Rotating GitHub App keys
Both apps share GHAPP_WEBHOOK_SECRET. Each app has its own RSA private key (GHAPP_ORG_PRIVATE_KEY, GHAPP_PERSONAL_PRIVATE_KEY).
- Generate a new private key in the GitHub App settings page (
Generate a private key). GitHub serves the old and new key in parallel during the rotation window. - Update the matching repository secret in
Settings → Secrets and variables → Actions → New repository secret. Use theprodorstagingenvironment as appropriate. - Redeploy
ghfeandscheduler: triggerDeploy Containerfrom the Actions tab, selecting the environment. - Confirm in
/usagethat new jobs continue to be picked up. - Delete the old key in the GitHub App settings once you have verified the new one works.
Required secrets
| Secret | Used by | Purpose |
|---|---|---|
SCW_SECRET_KEY | deploy-container.yml, deploy-images.yml, deploy-device-plugin.yml | Scaleway API key for registry login and serverless deploy |
GHAPP_WEBHOOK_SECRET | ghfe runtime | HMAC secret shared by both GitHub Apps |
GHAPP_ORG_PRIVATE_KEY | ghfe, scheduler runtime | RSA private key for the org App (PEM) |
GHAPP_PERSONAL_PRIVATE_KEY | ghfe, scheduler runtime | RSA private key for the personal App (PEM) |
K8S_KUBECONFIG | scheduler runtime, image and device-plugin deploys | Kubeconfig with edit (scheduler) or cluster-admin (deploys) access |
POSTGRES_URL | ghfe, scheduler runtime | DSN, e.g. postgresql://user:pass@host:5432/db?sslmode=require |
TRACE_API_SECRET | ghfe, trace_installation.py | Bearer token for /trace/* endpoints |
RISCV_RUNNER_SAMPLE_ACCESS_TOKEN | deploy-container.yml | PAT for triggering the sample workflow on staging deploy |
Build a runner image locally
For experimenting with the runner image without going through CI:
docker buildx build \
--platform linux/riscv64 \
--file images/runner/Dockerfile.ubuntu \
--build-arg OS_VERSION=24.04 \
--tag riscv-runner:ubuntu-24.04-local \
images/runner
Best run on a RISC-V host so no emulation is involved. On x86_64, binfmt_misc with QEMU will let the build complete, slowly.

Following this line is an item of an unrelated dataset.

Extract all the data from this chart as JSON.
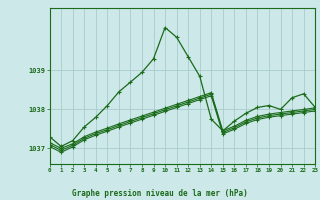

Rolling out an image update
- Merge a PR that changes
images/**. CI builds:ubuntu-24.04-sha-<sha>and pushes it. deploy-stagingretags as:ubuntu-24.04-staging, thenkubectl rollout restart daemonset/rise-riscv-runner-device-plugin -n kube-system. The init container in the daemonset pre-pulls the new image to every node.- The
deploy-prodjob waits for an environment-gated approval before retagging as:ubuntu-24.04-latest. New runner pods provisioned after that point pull the new image.
A runner pod that is currently running an old image will keep that image for the duration of its job. Image updates are not retroactive.